Taxe locale sur la publicité extérieure
La loi du 4 août 2008 de modernisation de l’Economie, (LME), a modifié
le régime des taxes locales relatives à la publicité extérieure. Il
existe dorénavant un taxe unique, la taxe locale sur la publicité
extérieure (TLPE), qui remplace la taxe sur les emplacements
publicitaires (entre 13,8 euros et 42,7 euros/m2, 25 millions d’euros
en 2006 pour les communes) et la taxe à l’affiche (jusqu’à 40 euros/m2,
15 millions d’euros pour les grandes villes en 2006).
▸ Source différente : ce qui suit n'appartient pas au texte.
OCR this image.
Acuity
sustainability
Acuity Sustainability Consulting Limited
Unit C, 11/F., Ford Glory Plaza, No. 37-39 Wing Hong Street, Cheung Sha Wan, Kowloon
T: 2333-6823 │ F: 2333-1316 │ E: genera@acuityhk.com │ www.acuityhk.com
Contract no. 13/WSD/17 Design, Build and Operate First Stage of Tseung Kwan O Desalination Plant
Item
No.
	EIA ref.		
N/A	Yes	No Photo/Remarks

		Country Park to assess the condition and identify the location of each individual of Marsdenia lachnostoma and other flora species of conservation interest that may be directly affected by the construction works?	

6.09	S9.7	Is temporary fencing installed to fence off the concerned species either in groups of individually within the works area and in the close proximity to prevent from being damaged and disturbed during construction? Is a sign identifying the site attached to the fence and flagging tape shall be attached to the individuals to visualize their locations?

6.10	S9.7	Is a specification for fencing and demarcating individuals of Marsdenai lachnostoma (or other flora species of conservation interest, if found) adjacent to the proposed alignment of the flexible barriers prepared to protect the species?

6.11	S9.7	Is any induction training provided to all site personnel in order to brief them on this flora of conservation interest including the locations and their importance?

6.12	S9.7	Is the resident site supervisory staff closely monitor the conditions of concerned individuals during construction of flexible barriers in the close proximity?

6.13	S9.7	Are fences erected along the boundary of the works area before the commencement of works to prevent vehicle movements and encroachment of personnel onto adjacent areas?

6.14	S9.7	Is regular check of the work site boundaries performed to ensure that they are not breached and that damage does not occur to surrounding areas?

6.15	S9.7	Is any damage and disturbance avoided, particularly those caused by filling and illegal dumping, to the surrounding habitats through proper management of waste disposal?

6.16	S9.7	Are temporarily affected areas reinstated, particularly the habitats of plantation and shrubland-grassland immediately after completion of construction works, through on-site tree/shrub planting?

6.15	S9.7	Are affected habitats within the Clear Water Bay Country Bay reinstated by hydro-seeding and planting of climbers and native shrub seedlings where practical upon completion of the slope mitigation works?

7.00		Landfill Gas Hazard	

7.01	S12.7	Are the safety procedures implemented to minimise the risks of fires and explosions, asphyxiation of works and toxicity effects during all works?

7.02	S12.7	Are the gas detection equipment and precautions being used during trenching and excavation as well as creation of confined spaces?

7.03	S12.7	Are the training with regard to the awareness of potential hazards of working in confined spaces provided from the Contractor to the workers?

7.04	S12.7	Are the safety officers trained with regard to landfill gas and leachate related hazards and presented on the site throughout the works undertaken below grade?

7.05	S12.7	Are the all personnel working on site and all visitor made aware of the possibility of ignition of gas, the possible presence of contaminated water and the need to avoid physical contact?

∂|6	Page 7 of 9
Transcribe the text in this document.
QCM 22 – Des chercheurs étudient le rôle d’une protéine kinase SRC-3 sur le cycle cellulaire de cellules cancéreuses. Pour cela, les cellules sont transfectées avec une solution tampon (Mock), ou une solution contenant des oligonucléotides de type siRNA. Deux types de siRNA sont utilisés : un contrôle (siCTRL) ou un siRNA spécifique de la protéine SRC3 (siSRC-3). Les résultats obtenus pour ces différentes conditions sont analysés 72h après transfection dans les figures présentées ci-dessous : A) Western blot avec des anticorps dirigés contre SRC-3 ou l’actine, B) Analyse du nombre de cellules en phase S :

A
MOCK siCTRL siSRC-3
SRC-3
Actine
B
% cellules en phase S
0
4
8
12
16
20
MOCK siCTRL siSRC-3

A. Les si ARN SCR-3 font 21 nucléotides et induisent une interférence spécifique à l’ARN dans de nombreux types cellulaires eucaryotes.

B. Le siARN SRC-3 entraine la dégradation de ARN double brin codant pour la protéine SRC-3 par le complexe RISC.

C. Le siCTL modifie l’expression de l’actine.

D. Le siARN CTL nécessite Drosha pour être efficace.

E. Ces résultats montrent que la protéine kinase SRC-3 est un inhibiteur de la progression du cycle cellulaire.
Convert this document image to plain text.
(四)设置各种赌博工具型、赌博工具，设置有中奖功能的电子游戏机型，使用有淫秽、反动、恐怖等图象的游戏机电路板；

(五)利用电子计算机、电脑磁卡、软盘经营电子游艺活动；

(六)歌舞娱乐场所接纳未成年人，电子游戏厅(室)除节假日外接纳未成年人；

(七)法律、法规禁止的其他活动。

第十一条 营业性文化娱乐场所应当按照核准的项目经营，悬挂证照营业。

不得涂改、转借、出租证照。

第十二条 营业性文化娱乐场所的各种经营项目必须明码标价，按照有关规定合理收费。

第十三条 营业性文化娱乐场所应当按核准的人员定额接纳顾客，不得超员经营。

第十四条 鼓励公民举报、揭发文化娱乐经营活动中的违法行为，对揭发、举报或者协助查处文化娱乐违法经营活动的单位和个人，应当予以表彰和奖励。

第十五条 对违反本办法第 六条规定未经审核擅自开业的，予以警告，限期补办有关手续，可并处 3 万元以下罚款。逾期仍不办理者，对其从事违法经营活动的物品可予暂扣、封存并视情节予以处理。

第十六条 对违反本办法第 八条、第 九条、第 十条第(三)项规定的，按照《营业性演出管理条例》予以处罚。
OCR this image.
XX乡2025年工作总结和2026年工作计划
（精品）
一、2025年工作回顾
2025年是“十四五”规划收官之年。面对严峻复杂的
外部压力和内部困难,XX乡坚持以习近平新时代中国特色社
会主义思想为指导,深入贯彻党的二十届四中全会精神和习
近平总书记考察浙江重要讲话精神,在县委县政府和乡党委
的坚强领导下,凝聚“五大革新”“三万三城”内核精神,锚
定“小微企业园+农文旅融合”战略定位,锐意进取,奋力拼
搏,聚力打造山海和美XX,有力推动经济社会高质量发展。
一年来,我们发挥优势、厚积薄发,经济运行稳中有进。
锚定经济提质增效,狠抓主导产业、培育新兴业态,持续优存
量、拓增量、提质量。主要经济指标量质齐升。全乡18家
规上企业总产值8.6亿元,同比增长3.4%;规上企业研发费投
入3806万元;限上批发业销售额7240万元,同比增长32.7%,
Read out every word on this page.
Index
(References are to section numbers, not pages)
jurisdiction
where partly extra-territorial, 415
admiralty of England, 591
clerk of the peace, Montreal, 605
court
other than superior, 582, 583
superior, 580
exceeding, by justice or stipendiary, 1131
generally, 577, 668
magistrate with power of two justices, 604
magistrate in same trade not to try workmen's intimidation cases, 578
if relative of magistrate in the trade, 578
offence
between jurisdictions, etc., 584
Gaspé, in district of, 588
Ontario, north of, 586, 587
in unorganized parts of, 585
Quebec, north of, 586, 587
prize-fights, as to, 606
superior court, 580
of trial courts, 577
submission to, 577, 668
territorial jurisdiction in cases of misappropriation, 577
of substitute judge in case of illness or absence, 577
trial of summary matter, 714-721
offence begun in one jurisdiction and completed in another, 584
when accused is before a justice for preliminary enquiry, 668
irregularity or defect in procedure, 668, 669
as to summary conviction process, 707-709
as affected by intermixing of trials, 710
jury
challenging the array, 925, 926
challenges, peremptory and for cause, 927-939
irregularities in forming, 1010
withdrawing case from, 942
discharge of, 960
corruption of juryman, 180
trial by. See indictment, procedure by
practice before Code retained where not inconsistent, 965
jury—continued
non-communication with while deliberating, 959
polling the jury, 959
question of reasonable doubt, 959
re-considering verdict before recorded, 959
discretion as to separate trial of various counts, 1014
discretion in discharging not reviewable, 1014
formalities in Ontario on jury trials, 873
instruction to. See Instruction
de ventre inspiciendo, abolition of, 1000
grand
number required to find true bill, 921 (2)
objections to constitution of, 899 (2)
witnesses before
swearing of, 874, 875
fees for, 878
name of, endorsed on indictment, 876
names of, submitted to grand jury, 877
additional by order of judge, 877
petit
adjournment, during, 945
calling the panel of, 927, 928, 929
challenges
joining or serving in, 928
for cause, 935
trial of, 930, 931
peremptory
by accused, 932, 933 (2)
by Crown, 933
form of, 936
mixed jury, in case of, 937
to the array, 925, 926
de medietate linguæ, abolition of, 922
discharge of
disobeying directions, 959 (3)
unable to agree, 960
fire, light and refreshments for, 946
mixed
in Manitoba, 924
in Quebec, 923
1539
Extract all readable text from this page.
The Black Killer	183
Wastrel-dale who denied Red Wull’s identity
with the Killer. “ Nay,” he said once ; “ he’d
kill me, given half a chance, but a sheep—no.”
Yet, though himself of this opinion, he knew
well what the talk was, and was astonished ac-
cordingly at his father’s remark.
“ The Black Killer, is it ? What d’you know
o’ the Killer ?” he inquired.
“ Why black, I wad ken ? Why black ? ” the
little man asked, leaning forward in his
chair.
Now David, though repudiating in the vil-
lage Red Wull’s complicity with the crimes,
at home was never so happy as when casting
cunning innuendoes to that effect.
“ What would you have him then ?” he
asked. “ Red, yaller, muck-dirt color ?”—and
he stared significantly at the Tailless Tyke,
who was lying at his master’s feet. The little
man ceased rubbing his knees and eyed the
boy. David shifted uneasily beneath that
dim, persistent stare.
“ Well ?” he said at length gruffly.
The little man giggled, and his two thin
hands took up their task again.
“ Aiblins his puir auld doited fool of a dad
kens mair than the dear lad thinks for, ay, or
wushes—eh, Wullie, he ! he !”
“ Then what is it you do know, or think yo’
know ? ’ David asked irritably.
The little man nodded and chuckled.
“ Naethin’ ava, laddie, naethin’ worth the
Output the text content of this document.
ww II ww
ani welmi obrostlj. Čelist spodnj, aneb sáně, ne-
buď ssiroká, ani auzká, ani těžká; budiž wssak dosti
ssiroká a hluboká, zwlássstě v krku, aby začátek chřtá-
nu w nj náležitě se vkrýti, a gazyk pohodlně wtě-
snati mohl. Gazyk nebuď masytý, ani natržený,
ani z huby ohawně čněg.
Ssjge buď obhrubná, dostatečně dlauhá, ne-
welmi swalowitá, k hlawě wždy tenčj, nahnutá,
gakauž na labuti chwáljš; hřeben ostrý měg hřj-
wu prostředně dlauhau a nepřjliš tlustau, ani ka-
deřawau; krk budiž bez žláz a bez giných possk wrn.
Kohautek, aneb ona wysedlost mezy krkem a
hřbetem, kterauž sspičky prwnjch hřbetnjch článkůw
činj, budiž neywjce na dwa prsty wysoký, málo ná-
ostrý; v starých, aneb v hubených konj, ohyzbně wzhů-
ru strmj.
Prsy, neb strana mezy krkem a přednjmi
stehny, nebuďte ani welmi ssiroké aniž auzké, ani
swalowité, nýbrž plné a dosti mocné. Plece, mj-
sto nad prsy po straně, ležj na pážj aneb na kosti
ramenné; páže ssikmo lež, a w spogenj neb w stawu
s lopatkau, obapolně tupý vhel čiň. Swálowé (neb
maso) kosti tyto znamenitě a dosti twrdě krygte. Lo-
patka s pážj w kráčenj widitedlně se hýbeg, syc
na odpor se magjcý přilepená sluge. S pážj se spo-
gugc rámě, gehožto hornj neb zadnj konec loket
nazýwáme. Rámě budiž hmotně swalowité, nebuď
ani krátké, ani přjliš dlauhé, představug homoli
Ces nouvelles
dispositions sont entrées en vigueur au 1er janvier 2009. L’assiette de
la taxe n’est plus limitée aux affiches et emplacements, mais aussi aux
enseignes et pré-enseignes. De ce fait, le produit de la taxe devrait
être sensiblement augmenté, notamment par la taxation des enseignes de
grandes surfaces. « Cette mesure permet d’établir une cohérence avec le
fait que l’impact visuel des publicités et des enseignes est le même et
contribue au sentiment de prolifération et de pression publicitaire »,
note Ambroise Dupont. Le nouveau périmètre de cette fiscalité doit
entraîner les communes, ou les intercommunalités, à mener un
recensement des affiches et panneaux publicitaires, des enseignes
parfois lumineuses et des pré-enseignes qui sont implantés sur leurs
territoires. Ce recensement permettra de recouvrir plus complètement
cette taxe, que la précédente basée sur une déclaration annuelle et
sans moyens de coercition. Pour le sénateur, ces ressources
supplémentaires devraient être affectées à la police de l’affichage.
L’article 6 de la convention signée en 2008 entre le ministère de
l’Ecologie et la Fédération des entreprises du commerce et de la
distribution (FCD) promet de « limiter les impacts visuels sur le
paysage et les écosystèmes ». Mais dans ce domaine comme dans d‘autres,
l’autorégulation n’est pas forcément la meilleure garante du respect de
l’environnement, le droit de regard des citoyens sur une législation
précise et adaptée au territoire est probablement un bien meilleur
atout pour faire respecter une législation plus « verte ».